Scenario	Recommended Approach	Why	Cost Impact
Real-time agent chat	SSE + Fetch streaming	Native browser support, simple framing, proxy-friendly	Low
Bidirectional control (pause/resume/override)	WebSocket	Full duplex, lower latency for control messages	Medium
Low-complexity internal tools	Polling with short intervals	Easier debugging, no streaming infrastructure	Low (but poor UX)
High-throughput public API	SSE with connection pooling	Scales better than WebSockets, HTTP/2 compatible	Low
Mobile/Unstable networks	SSE with automatic retry	Native reconnection, lower battery drain than polling	Low

Configuration Template

# server/sse_config.py
import json
from fastapi.responses import StreamingResponse

SSE_HEADERS = {
    "Cache-Control": "no-cache",
    "X-Accel-Buffering": "no",
    "Connection": "keep-alive",
    "Access-Control-Allow-Origin": "*",
    "Access-Control-Allow-Headers": "Content-Type, Authorization",
}

def create_sse_response(generator, media_type="text/event-stream"):
    return StreamingResponse(
        generator,
        media_type=media_type,
        headers=SSE_HEADERS,
    )

def format_event(event_name: str, payload: dict) -> str:
    return f"event: {event_name}\ndata: {json.dumps(payload, ensure_ascii=False)}\n\n"

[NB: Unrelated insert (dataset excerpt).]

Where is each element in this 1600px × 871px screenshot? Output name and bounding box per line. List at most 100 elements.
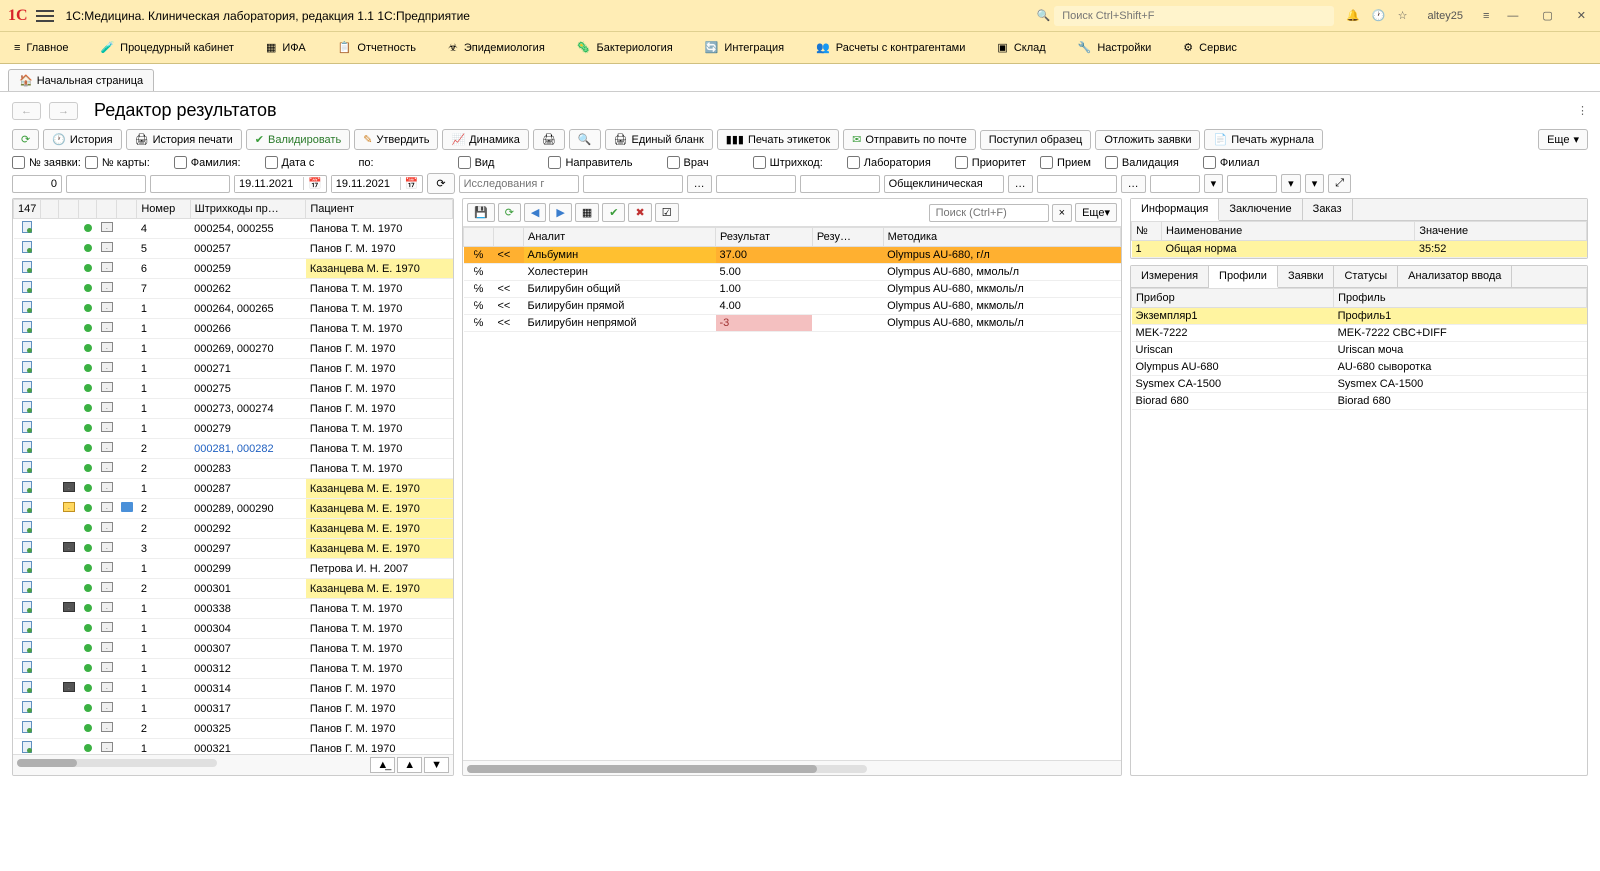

// client/streamManager.ts
export class AgentStreamManager {
  private controller: AbortController | null = null;

  async start(sessionId: string, prompt: string, handlers: StreamHandlers) {
    this.controller = new AbortController();
    await consumeAgentStream(sessionId, prompt, this.controller.signal, handlers);
  }

  cancel() {
    this.controller?.abort();
    this.controller = null;
  }
}

export interface StreamHandlers {
  onToolInvocation: (data: ToolInvocationWire) => void;
  onContentDelta: (chunk: string) => void;
  onFinalTurn: (data: FinalTurnData) => void;
  onError: (error: StreamError) => void;
  onClose: () => void;
}

Quick Start Guide

1. Initialize the backend endpoint: Create a FastAPI route that accepts POST requests, validates the session, and returns a StreamingResponse with the required SSE headers.
2. Implement the generator: Wrap your agent orchestration loop in an async generator. Emit tool_invocation, content_delta, and turn_finalization events using the format_event helper.
3. Define wire contracts: Create strict TypeScript/Python types that exclude tool payloads. Serialize only execution metadata, status, and timestamps.
4. Build the client consumer: Use fetch with ReadableStream, TextDecoder({ stream: true }), and a buffer-split loop. Route events to state handlers.
5. Add scroll management: Implement the sticky-bottom pattern with a distance threshold. Test with rapid token generation and manual scroll-up to verify behavior.